Please explain Linux bash exec and ssh-agent behavior

According to https://www.centos.org/docs/5/html/5.2/Deployment_Guide/s3-openssh-config-ssh-agent.html

I need to execute exec /usr/bin/ssh-agent $SHELL and as I understand it exec replaces my current shell with the program I specify.

I read http://www.openbsd.org/cgi-bin/man.cgi/OpenBSD-current/man1/ssh-agent.1?query=ssh-agent&sec=1 which states "If a commandline is given, this is executed as a sub process of the agent. When the command dies, so does the agent."

So I guess what I expect that is bash is replaced by ssh-agent, but because I specified a commandline, a new bash is executed, then the ssh-agent is executed, and the old bash is replaced.

What is really happening?

Upvotes: 2

Views: 1004

Answers (1)

rici
rici

Reputation: 241671

Not quite. What happens is exactly what the documentation says will happen.

  1. exec replaces the currently running shell with ssh-agent, so the "old bash" has now been replaced.

  2. ssh-agent sees that it has a non-option argument (the value of $SHELL), so it creates a child process and in the child process execs that command. That causes ssh-agent's child to be replaced with a new bash.

  3. ssh-agent itself now waits for its child to finish.

  4. Meanwhile, the new bash has inherited the terminal so it starts responding to your commands.

  5. Eventually, you get tired of doing whatever you were doing, and you either exit or type a control-D (end-of-file), at which the bash process terminates.

  6. ssh-agent notices that its child finished, so it, too, exits.

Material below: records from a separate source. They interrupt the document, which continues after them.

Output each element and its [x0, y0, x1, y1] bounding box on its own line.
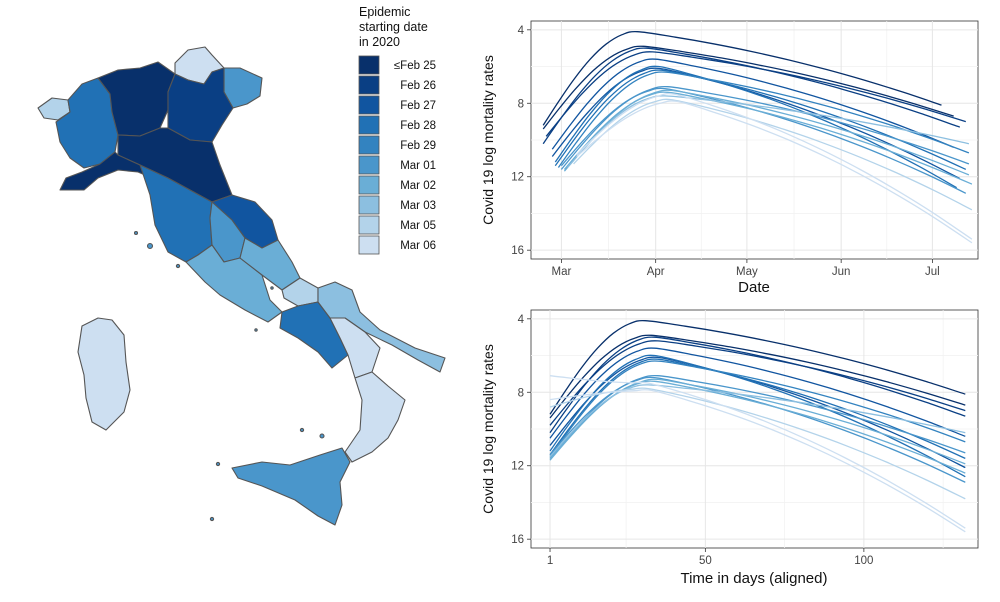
legend-swatch	[358, 175, 380, 195]
y-tick-label: 8	[518, 387, 524, 399]
legend-title-line-1: Epidemic	[359, 5, 410, 19]
series-line	[542, 30, 942, 126]
y-axis-label-bottom: Covid 19 log mortality rates	[480, 344, 496, 514]
x-tick-label: 1	[547, 555, 553, 567]
series-line	[549, 374, 966, 459]
legend-swatch	[358, 95, 380, 115]
legend-label: Mar 03	[400, 200, 436, 212]
series-line	[560, 87, 967, 194]
legend: Epidemic starting date in 2020 ≤Feb 25 Fe…	[358, 5, 436, 255]
series-line	[549, 387, 966, 500]
series-line	[549, 375, 966, 529]
y-tick-label: 12	[511, 172, 524, 184]
legend-title-line-2: starting date	[359, 20, 428, 34]
x-tick-label: 50	[699, 555, 712, 567]
legend-swatch	[358, 55, 380, 75]
series-line	[551, 58, 954, 150]
region-sicily	[231, 447, 351, 526]
region-lazio	[185, 244, 283, 323]
series-line	[560, 85, 970, 170]
series-line	[576, 100, 973, 244]
legend-title-line-3: in 2020	[359, 35, 400, 49]
series-line	[554, 65, 958, 189]
legend-swatch	[358, 235, 380, 255]
axes-top: 4 8 12 16 Mar Apr May Jun Jul	[511, 25, 940, 278]
series-lines-bottom	[549, 319, 966, 533]
legend-label: Mar 01	[400, 160, 436, 172]
series-line	[542, 47, 961, 145]
region-sardinia	[77, 317, 131, 431]
axes-bottom: 4 8 12 16 1 50 100	[511, 314, 873, 567]
map-islands	[133, 230, 325, 522]
legend-label: Mar 05	[400, 220, 436, 232]
series-line	[576, 92, 973, 240]
x-axis-label-top: Date	[738, 279, 770, 296]
series-line	[573, 98, 973, 211]
chart-mortality-aligned: 4 8 12 16 1 50 100 Time in days (aligned) Covi…	[480, 309, 979, 587]
x-tick-label: Mar	[552, 266, 572, 278]
legend-swatch	[358, 135, 380, 155]
region-calabria	[344, 371, 406, 463]
y-tick-label: 4	[518, 25, 525, 37]
x-tick-label: Jun	[832, 266, 851, 278]
series-line	[549, 384, 966, 457]
chart-mortality-by-date: 4 8 12 16 Mar Apr May Jun Jul Date Covid 19 log …	[480, 20, 979, 296]
y-tick-label: 16	[511, 245, 524, 257]
series-line	[549, 354, 966, 478]
x-tick-label: 100	[854, 555, 873, 567]
legend-label: Feb 29	[400, 140, 436, 152]
y-axis-label-top: Covid 19 log mortality rates	[480, 55, 496, 225]
legend-swatch	[358, 215, 380, 235]
y-tick-label: 12	[511, 461, 524, 473]
y-tick-label: 8	[518, 98, 524, 110]
region-veneto	[167, 67, 234, 143]
series-line	[549, 347, 966, 439]
series-line	[549, 334, 966, 419]
series-line	[567, 95, 970, 168]
y-tick-label: 16	[511, 534, 524, 546]
series-line	[542, 45, 954, 130]
legend-label: Mar 06	[400, 240, 436, 252]
italy-region-map	[37, 46, 446, 526]
x-axis-label-bottom: Time in days (aligned)	[680, 570, 827, 587]
series-line	[549, 360, 966, 457]
series-line	[549, 389, 966, 533]
legend-label: Feb 27	[400, 100, 436, 112]
legend-swatch	[358, 155, 380, 175]
series-line	[545, 51, 966, 137]
legend-swatch	[358, 195, 380, 215]
x-tick-label: Jul	[925, 266, 940, 278]
legend-swatch	[358, 115, 380, 135]
series-line	[549, 340, 966, 426]
legend-label: Feb 26	[400, 80, 436, 92]
series-line	[557, 71, 970, 168]
legend-label: Mar 02	[400, 180, 436, 192]
series-lines-top	[542, 30, 973, 244]
series-line	[549, 380, 966, 474]
x-tick-label: Apr	[647, 266, 665, 278]
legend-label: Feb 28	[400, 120, 436, 132]
x-tick-label: May	[736, 266, 758, 278]
legend-label: ≤Feb 25	[394, 60, 436, 72]
series-line	[549, 378, 966, 465]
y-tick-label: 4	[518, 314, 525, 326]
legend-swatch	[358, 75, 380, 95]
series-line	[549, 319, 966, 415]
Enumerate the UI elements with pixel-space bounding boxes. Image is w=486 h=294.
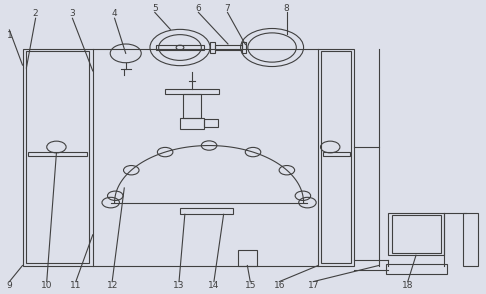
Text: 2: 2 <box>33 9 38 18</box>
Bar <box>26 51 89 263</box>
Bar <box>183 94 201 118</box>
Text: 14: 14 <box>208 281 220 290</box>
Bar <box>156 45 204 51</box>
Text: 10: 10 <box>41 281 52 290</box>
Text: 17: 17 <box>308 281 319 290</box>
Text: 6: 6 <box>195 4 201 13</box>
Bar <box>165 89 219 94</box>
Text: 13: 13 <box>174 281 185 290</box>
Bar <box>242 42 246 53</box>
Bar <box>464 213 478 265</box>
Text: 5: 5 <box>152 4 157 13</box>
Bar <box>323 152 349 156</box>
Text: 15: 15 <box>244 281 256 290</box>
Text: 9: 9 <box>6 281 12 290</box>
Text: 12: 12 <box>106 281 118 290</box>
Bar <box>321 51 350 263</box>
Bar <box>180 208 233 214</box>
Text: 4: 4 <box>112 9 118 18</box>
Bar <box>215 45 242 51</box>
Bar <box>386 264 447 274</box>
Text: 8: 8 <box>284 4 290 13</box>
Bar <box>28 152 87 156</box>
Bar <box>388 213 444 255</box>
Bar <box>22 49 354 265</box>
Text: 7: 7 <box>225 4 230 13</box>
Text: 11: 11 <box>70 281 82 290</box>
Bar <box>392 215 441 253</box>
Bar <box>204 119 218 127</box>
Text: 1: 1 <box>6 31 12 40</box>
Bar <box>210 42 215 53</box>
Bar <box>238 250 257 265</box>
Text: 3: 3 <box>69 9 75 18</box>
Text: 16: 16 <box>274 281 285 290</box>
Text: 18: 18 <box>402 281 414 290</box>
Bar <box>180 118 204 129</box>
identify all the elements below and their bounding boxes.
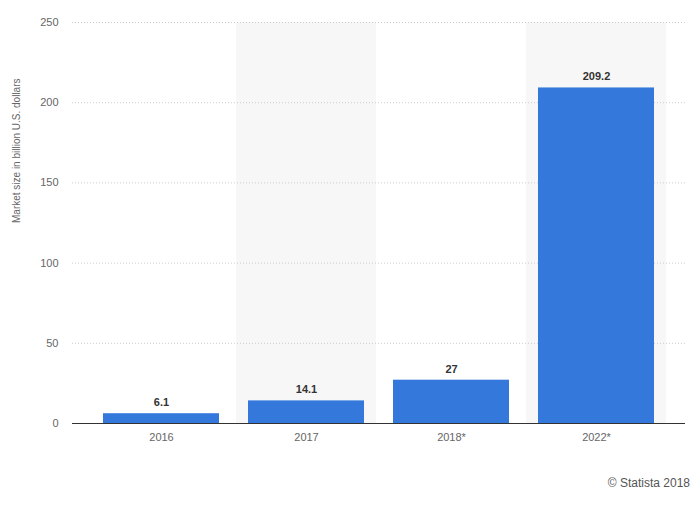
svg-text:250: 250	[40, 16, 58, 28]
svg-text:2016: 2016	[149, 431, 173, 443]
svg-text:50: 50	[46, 337, 58, 349]
svg-text:6.1: 6.1	[154, 396, 169, 408]
svg-text:14.1: 14.1	[296, 383, 317, 395]
svg-text:200: 200	[40, 96, 58, 108]
svg-text:0: 0	[52, 417, 58, 429]
svg-text:100: 100	[40, 257, 58, 269]
svg-text:27: 27	[445, 363, 457, 375]
svg-text:2017: 2017	[294, 431, 318, 443]
html-text:© Statista 2018: © Statista 2018	[607, 476, 690, 490]
svg-text:150: 150	[40, 176, 58, 188]
svg-text:209.2: 209.2	[583, 70, 611, 82]
svg-text:2018*: 2018*	[437, 431, 466, 443]
svg-text:2022*: 2022*	[582, 431, 611, 443]
svg-text:Market size in billion U.S. do: Market size in billion U.S. dollars	[11, 79, 22, 224]
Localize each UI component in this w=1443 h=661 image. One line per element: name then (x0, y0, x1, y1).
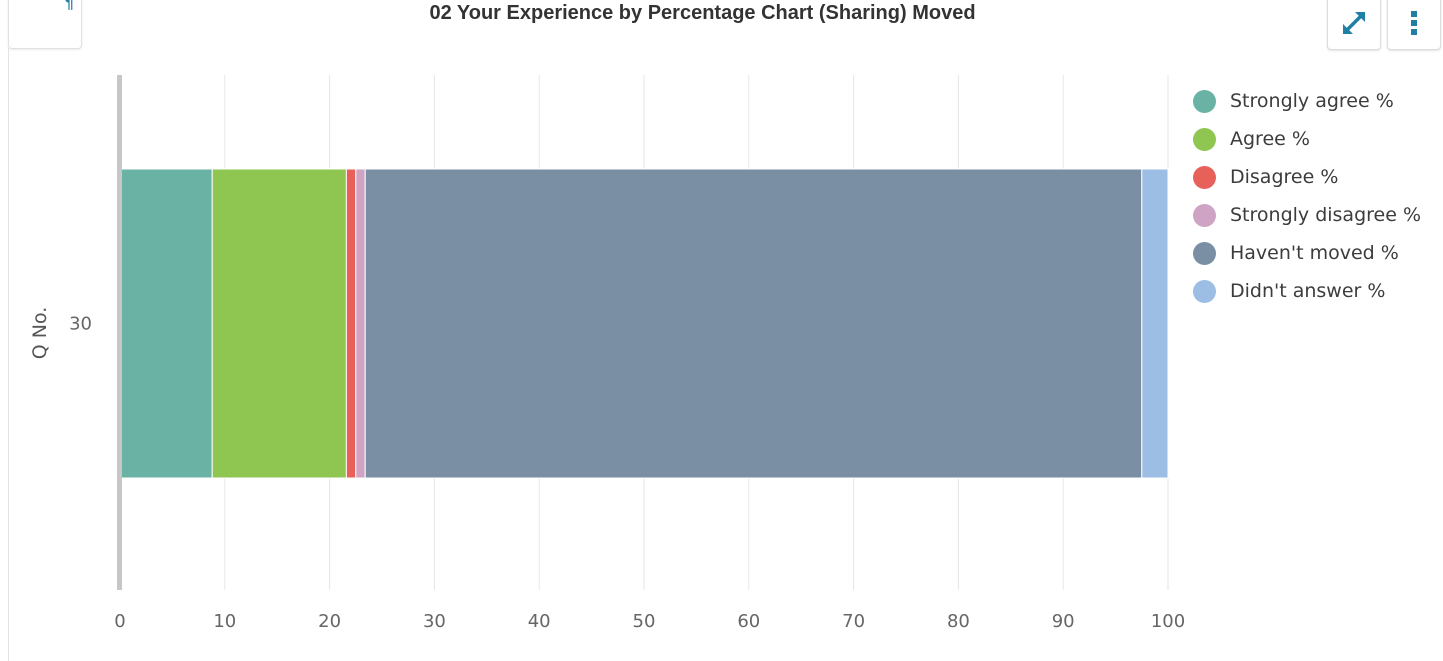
x-tick-label: 30 (423, 611, 446, 632)
chart-legend: Strongly agree % Agree % Disagree % Strongl… (1193, 82, 1421, 310)
x-tick-label: 10 (213, 611, 236, 632)
legend-swatch (1193, 241, 1216, 265)
chart-title: 02 Your Experience by Percentage Chart (… (429, 2, 976, 24)
legend-item[interactable]: Haven't moved % (1193, 234, 1421, 272)
legend-swatch (1193, 203, 1216, 227)
legend-item[interactable]: Disagree % (1193, 158, 1421, 196)
bar-segment[interactable] (1141, 168, 1169, 479)
legend-item[interactable]: Didn't answer % (1193, 272, 1421, 310)
x-tick-label: 60 (737, 611, 760, 632)
legend-item[interactable]: Strongly disagree % (1193, 196, 1421, 234)
legend-swatch (1193, 127, 1216, 151)
legend-label: Disagree % (1230, 166, 1339, 188)
bar-segments (119, 168, 1169, 479)
legend-swatch (1193, 279, 1216, 303)
expand-arrows-icon (1343, 12, 1365, 34)
legend-label: Haven't moved % (1230, 242, 1399, 264)
legend-label: Didn't answer % (1230, 280, 1386, 302)
more-options-button[interactable] (1387, 0, 1441, 50)
x-tick-label: 80 (947, 611, 970, 632)
legend-label: Strongly disagree % (1230, 204, 1422, 226)
legend-item[interactable]: Agree % (1193, 120, 1421, 158)
collapse-tab[interactable]: ¶ (8, 0, 82, 49)
stacked-bar-chart: 0 10 20 30 40 50 60 70 80 90 100 30 Q No. (29, 75, 1185, 632)
y-axis-ticks: 30 (69, 314, 92, 335)
bar-segment[interactable] (364, 168, 1143, 479)
bar-segment[interactable] (355, 168, 366, 479)
expand-button[interactable] (1327, 0, 1381, 50)
legend-swatch (1193, 165, 1216, 189)
y-tick-label: 30 (69, 314, 92, 335)
x-tick-label: 40 (528, 611, 551, 632)
vertical-dots-icon (1411, 11, 1417, 35)
x-tick-label: 70 (842, 611, 865, 632)
x-tick-label: 100 (1151, 611, 1185, 632)
legend-item[interactable]: Strongly agree % (1193, 82, 1421, 120)
bar-segment[interactable] (211, 168, 347, 479)
chart-panel (8, 48, 1439, 661)
x-tick-label: 50 (633, 611, 656, 632)
x-tick-label: 20 (318, 611, 341, 632)
bar-segment[interactable] (119, 168, 213, 479)
x-tick-label: 0 (114, 611, 125, 632)
y-axis-label: Q No. (29, 307, 51, 360)
x-tick-label: 90 (1052, 611, 1075, 632)
legend-label: Strongly agree % (1230, 90, 1394, 112)
legend-swatch (1193, 89, 1216, 113)
bar-segment[interactable] (345, 168, 357, 479)
x-axis-ticks: 0 10 20 30 40 50 60 70 80 90 100 (114, 611, 1185, 632)
legend-label: Agree % (1230, 128, 1310, 150)
pin-icon: ¶ (65, 0, 74, 12)
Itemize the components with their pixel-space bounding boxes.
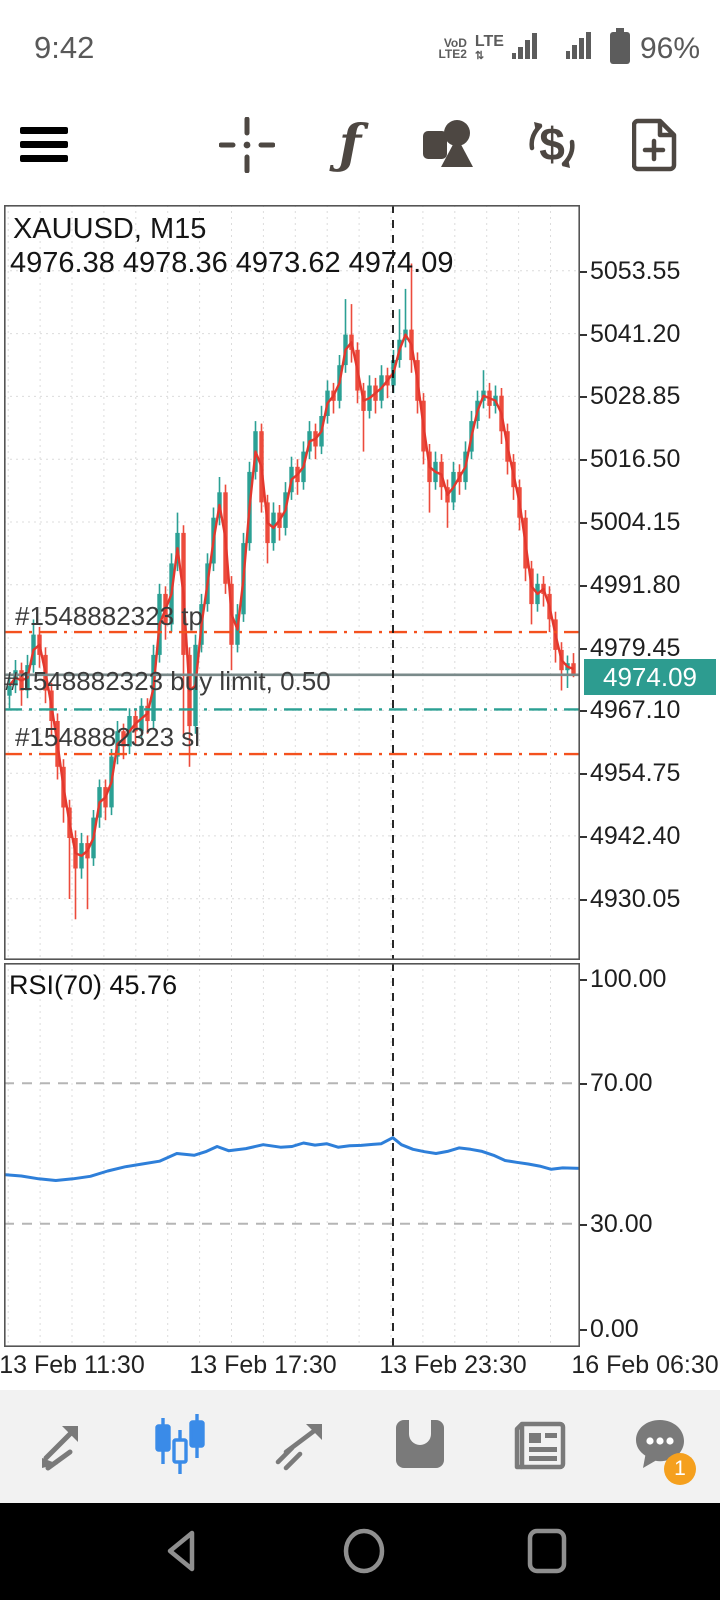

  7. If the original bash process had a parent, that parent now gets notified that its child has terminated. If the original bash's parent no longer exists, the init process (process 1) has become the parent. In either case, the parent -- assuming that it is well-behaved -- does something appropriate and cleans up the child's status code in order to avoid leaving a zombie.

Note that "replaced" means that the executable running in the process has been replaced. It doesn't mean that the process itself has been terminated and a new process started. After calling exec, a process is still the same process, with the same process-id and the same parent (and, for that matter, the same controlling terminal and the same open file descriptors, except for the file descriptors which the process had marked to be "closed on exec"). If the preceding sentence appears too complicated, the minimum take-away is "the same parent".